Child Youth and Family staff at a regional office have been told they are Social Development Minister Paula Bennett's servants who should not trouble their master with concerns about their work.

In an email dated August 13, supplied to NZPA by Labour Party deputy leader Annette King, Kaitaia CYF staff were told to show respect to the minister when she visited the next day.

"It is not appropriate for staff to pour their hearts and souls out to the minister," a manager wrote. "This is a formal visit and she is not your 'friend'. It's a bit like the relationship between a servant and a master, ie the servant knows their place.
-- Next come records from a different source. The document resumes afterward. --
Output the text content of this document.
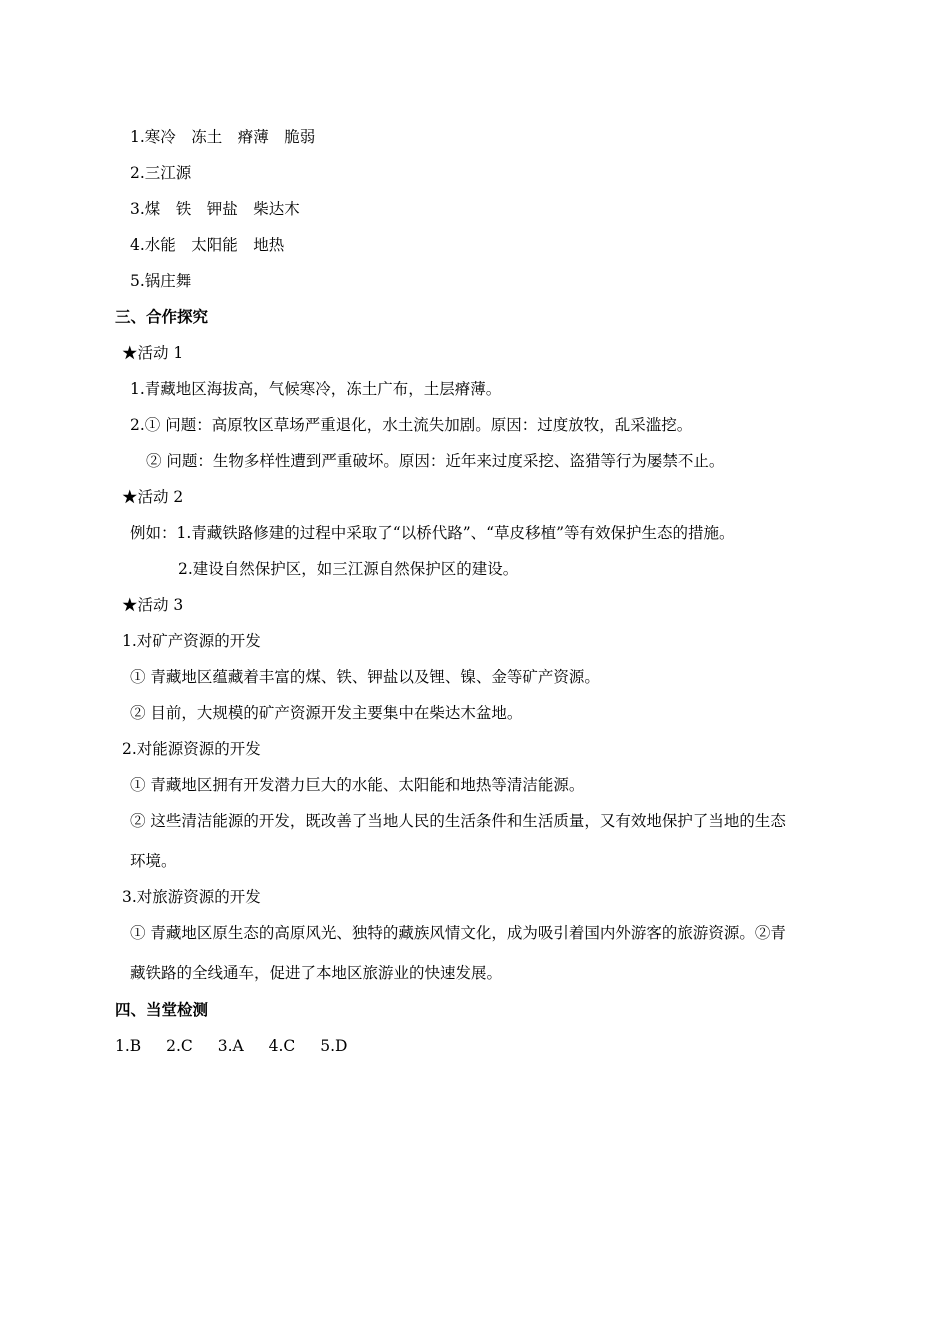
1.寒冷　冻土　瘠薄　脆弱
2.三江源
3.煤　铁　钾盐　柴达木
4.水能　太阳能　地热
5.锅庄舞
三、合作探究
★活动 1
1.青藏地区海拔高，气候寒冷，冻土广布，土层瘠薄。
2.① 问题：高原牧区草场严重退化，水土流失加剧。原因：过度放牧，乱采滥挖。
② 问题：生物多样性遭到严重破坏。原因：近年来过度采挖、盗猎等行为屡禁不止。
★活动 2
例如：1.青藏铁路修建的过程中采取了“以桥代路”、“草皮移植”等有效保护生态的措施。
2.建设自然保护区，如三江源自然保护区的建设。
★活动 3
1.对矿产资源的开发
① 青藏地区蕴藏着丰富的煤、铁、钾盐以及锂、镍、金等矿产资源。
② 目前，大规模的矿产资源开发主要集中在柴达木盆地。
2.对能源资源的开发
① 青藏地区拥有开发潜力巨大的水能、太阳能和地热等清洁能源。
② 这些清洁能源的开发，既改善了当地人民的生活条件和生活质量，又有效地保护了当地的生态
环境。
3.对旅游资源的开发
① 青藏地区原生态的高原风光、独特的藏族风情文化，成为吸引着国内外游客的旅游资源。②青
藏铁路的全线通车，促进了本地区旅游业的快速发展。
四、当堂检测
1.B 2.C 3.A 4.C 5.D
She should not be presented with the woes of the office, or lack of resources, or anything like that."

However, the email said it was okay to state there were challenges that could be managed.

The email was anonymously copied to National, Labour and other political parties as well as the Children's Commissioner.
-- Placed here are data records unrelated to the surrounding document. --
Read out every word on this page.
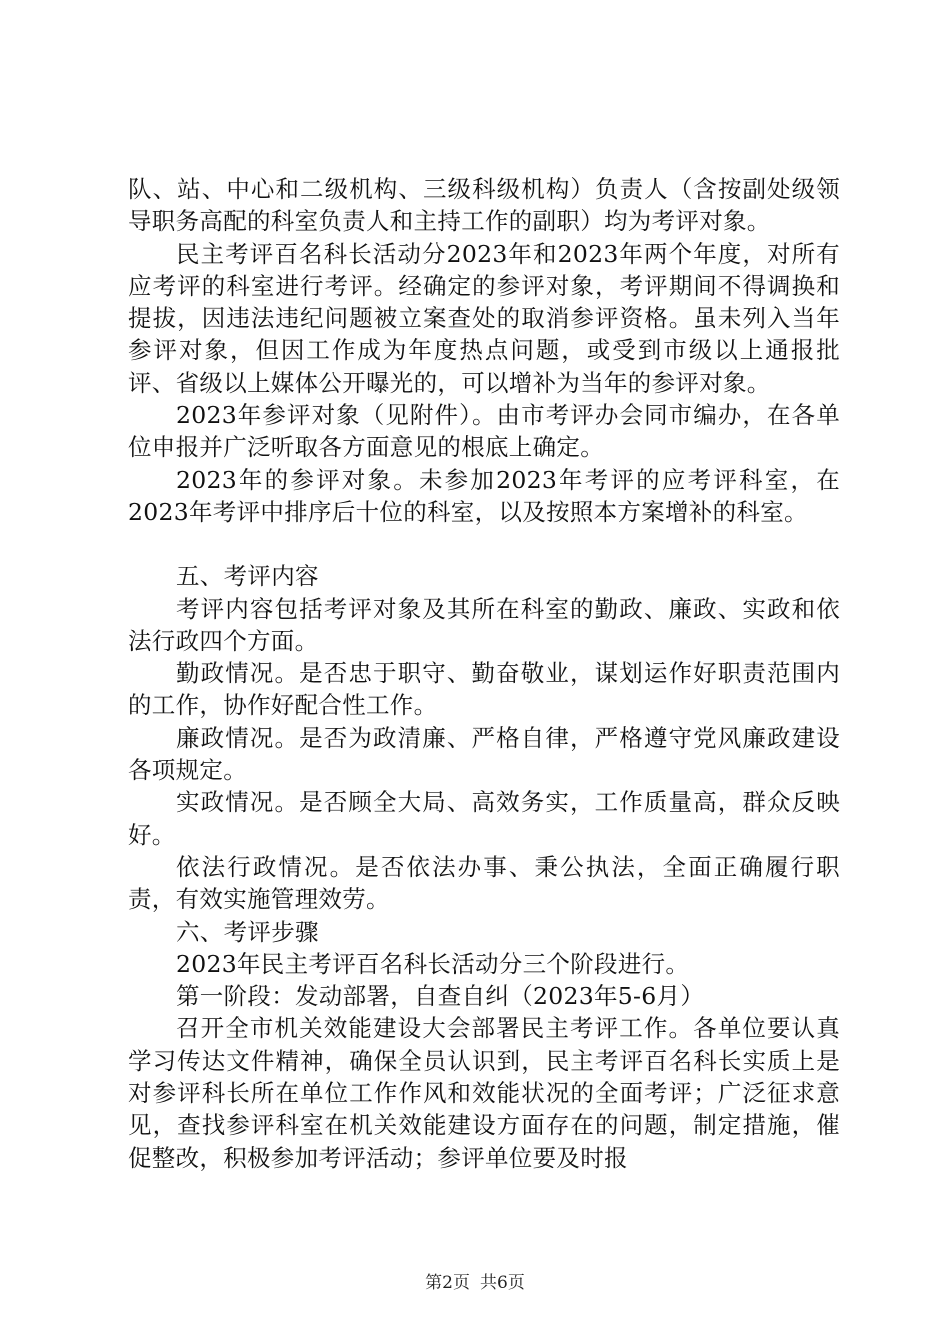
队、站、中心和二级机构、三级科级机构）负责人（含按副处级领导职务高配的科室负责人和主持工作的副职）均为考评对象。

民主考评百名科长活动分2023年和2023年两个年度，对所有应考评的科室进行考评。经确定的参评对象，考评期间不得调换和提拔，因违法违纪问题被立案查处的取消参评资格。虽未列入当年参评对象，但因工作成为年度热点问题，或受到市级以上通报批评、省级以上媒体公开曝光的，可以增补为当年的参评对象。

2023年参评对象（见附件）。由市考评办会同市编办，在各单位申报并广泛听取各方面意见的根底上确定。

2023年的参评对象。未参加2023年考评的应考评科室，在2023年考评中排序后十位的科室，以及按照本方案增补的科室。

五、考评内容

考评内容包括考评对象及其所在科室的勤政、廉政、实政和依法行政四个方面。

勤政情况。是否忠于职守、勤奋敬业，谋划运作好职责范围内的工作，协作好配合性工作。

廉政情况。是否为政清廉、严格自律，严格遵守党风廉政建设各项规定。

实政情况。是否顾全大局、高效务实，工作质量高，群众反映好。

依法行政情况。是否依法办事、秉公执法，全面正确履行职责，有效实施管理效劳。

六、考评步骤

2023年民主考评百名科长活动分三个阶段进行。

第一阶段：发动部署，自查自纠（2023年5-6月）

召开全市机关效能建设大会部署民主考评工作。各单位要认真学习传达文件精神，确保全员认识到，民主考评百名科长实质上是对参评科长所在单位工作作风和效能状况的全面考评；广泛征求意见，查找参评科室在机关效能建设方面存在的问题，制定措施，催促整改，积极参加考评活动；参评单位要及时报

第2页 共6页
"This amounts to workplace bullying, and corruption within a public service department," they wrote.

Ms King asked questions in Parliament yesterday about the email.

"If staff are not allowed to talk to her [Ms Bennett] how can she really know what pressures staff are facing if reports to her have to be sanitised?"

Ms Bennett told NZPA she wanted staff to speak to her about concerns.

"I very much value them and their opinions and I am disappointed in the manager's email."

Ms King said there were wider problems of the Government blocking information and communication and said she was frustrated by poor responses to written questions and Official Information Act requests. She had also struggled to get permission to visit CYF offices.

CYF's deputy chief executive, Ray Smith, said the email was an "unnecessary and surprising" action and the manager involved regretted showing bad judgment.

"It was completely inappropriate and in no way reflects the position that I or the staff of CYF take with our minister visiting our offices," Mr Smith said.

Ms King later said she expected Ms Bennett to ensure staff felt they could speak out about work problems.